O plenário do STF formou maioria para ampliar o alcance do chamado "foro privilegiado" de autoridades.
O voto do ministro Luís Roberto Barroso foi o sexto do colegiado neste sentido, acompanhando o relator, Gilmar Mendes. Para eles, em casos de crimes cometidos no cargo e em razão dele, o foro especial deve ser mantido mesmo depois da saída da função.
Após o voto, o ministro André Mendonça pediu vista e interrompeu o julgamento.
Com placar de 6 a 0, prevalece o voto do ministro Gilmar Mendes, relator do caso. Para o ministro, o foro privilegiado de um político fica mantido se o crime tiver sido cometido durante o exercício da função de parlamentar. Essa é a regra válida atualmente. Contudo, no caso de renúncia, não reeleição ou cassação, o processo seria mantido no STF.

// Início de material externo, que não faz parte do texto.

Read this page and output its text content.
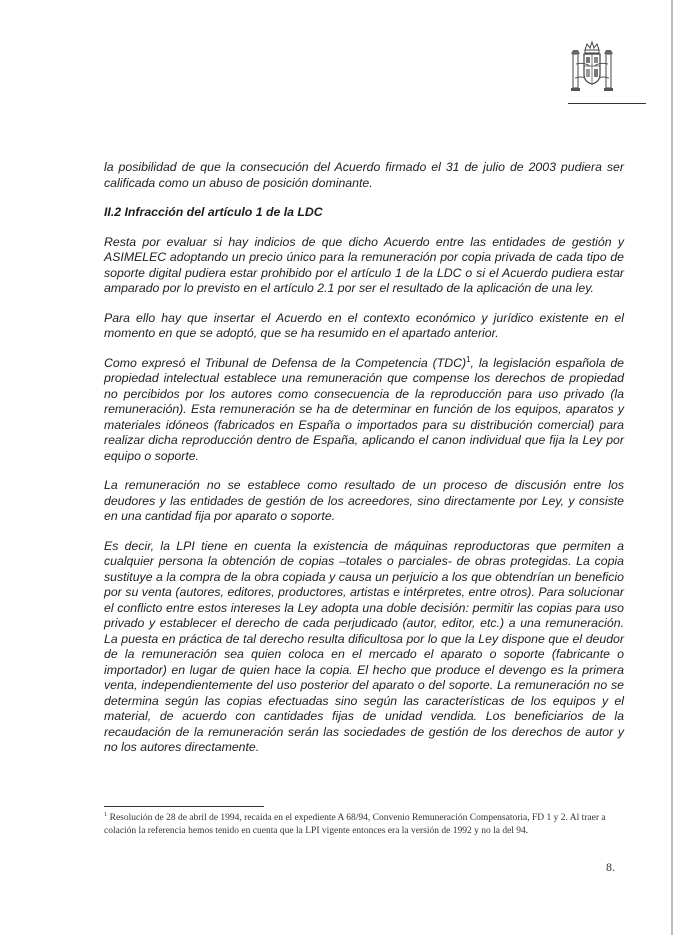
la posibilidad de que la consecución del Acuerdo firmado el 31 de julio de 2003 pudiera ser calificada como un abuso de posición dominante.

II.2 Infracción del artículo 1 de la LDC

Resta por evaluar si hay indicios de que dicho Acuerdo entre las entidades de gestión y ASIMELEC adoptando un precio único para la remuneración por copia privada de cada tipo de soporte digital pudiera estar prohibido por el artículo 1 de la LDC o si el Acuerdo pudiera estar amparado por lo previsto en el artículo 2.1 por ser el resultado de la aplicación de una ley.

Para ello hay que insertar el Acuerdo en el contexto económico y jurídico existente en el momento en que se adoptó, que se ha resumido en el apartado anterior.

Como expresó el Tribunal de Defensa de la Competencia (TDC)$^1$, la legislación española de propiedad intelectual establece una remuneración que compense los derechos de propiedad no percibidos por los autores como consecuencia de la reproducción para uso privado (la remuneración). Esta remuneración se ha de determinar en función de los equipos, aparatos y materiales idóneos (fabricados en España o importados para su distribución comercial) para realizar dicha reproducción dentro de España, aplicando el canon individual que fija la Ley por equipo o soporte.

La remuneración no se establece como resultado de un proceso de discusión entre los deudores y las entidades de gestión de los acreedores, sino directamente por Ley, y consiste en una cantidad fija por aparato o soporte.

Es decir, la LPI tiene en cuenta la existencia de máquinas reproductoras que permiten a cualquier persona la obtención de copias –totales o parciales- de obras protegidas. La copia sustituye a la compra de la obra copiada y causa un perjuicio a los que obtendrían un beneficio por su venta (autores, editores, productores, artistas e intérpretes, entre otros). Para solucionar el conflicto entre estos intereses la Ley adopta una doble decisión: permitir las copias para uso privado y establecer el derecho de cada perjudicado (autor, editor, etc.) a una remuneración. La puesta en práctica de tal derecho resulta dificultosa por lo que la Ley dispone que el deudor de la remuneración sea quien coloca en el mercado el aparato o soporte (fabricante o importador) en lugar de quien hace la copia. El hecho que produce el devengo es la primera venta, independientemente del uso posterior del aparato o del soporte. La remuneración no se determina según las copias efectuadas sino según las características de los equipos y el material, de acuerdo con cantidades fijas de unidad vendida. Los beneficiarios de la recaudación de la remuneración serán las sociedades de gestión de los derechos de autor y no los autores directamente.

$^1$ Resolución de 28 de abril de 1994, recaída en el expediente A 68/94, Convenio Remuneración Compensatoria, FD 1 y 2. Al traer a colación la referencia hemos tenido en cuenta que la LPI vigente entonces era la versión de 1992 y no la del 94.
8.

Além de Mendes e Barroso, já votaram no mesmo sentido os ministros Dias Toffoli, Flávio Dino, Cristiano Zanin e Alexandre de Moraes.
Caso
A Corte julga um habeas corpus do senador Zequinha Marinho. O parlamentar se tornou réu por suposta prática de "rachadinha", e é suspeito de exigir 5% do salário de funcionários de seu gabinete, em 2013, quando ele era deputado Federal.
A defesa alega que o STF é competente para julgar o caso pois o réu exerceu, seguidamente, os mandatos de deputado Federal, de vice-governador do Pará e de senador da República.
O inquérito foi aberto em 2013, inicialmente sob supervisão do STF, mas foi remetido ao TRF da 1ª região, em 2015, após renúncia do parlamentar.
Desde então, a denúncia foi oferecida e a ação penal tramitou por quase quatro anos no TRF da 1ª região, por três anos na seção Judiciária do Pará e por mais dois anos na Seção Judiciária do DF.
Transcorrida mais de uma década, a instrução processual não foi concluída.
Entendimento atual
Desde 2018 o STF entende que há foro privilegiado - com análise pelo STF - nos crimes cometidos por parlamentares no mandato e em função do cargo, segundo a regra da contemporaneidade (AP 937).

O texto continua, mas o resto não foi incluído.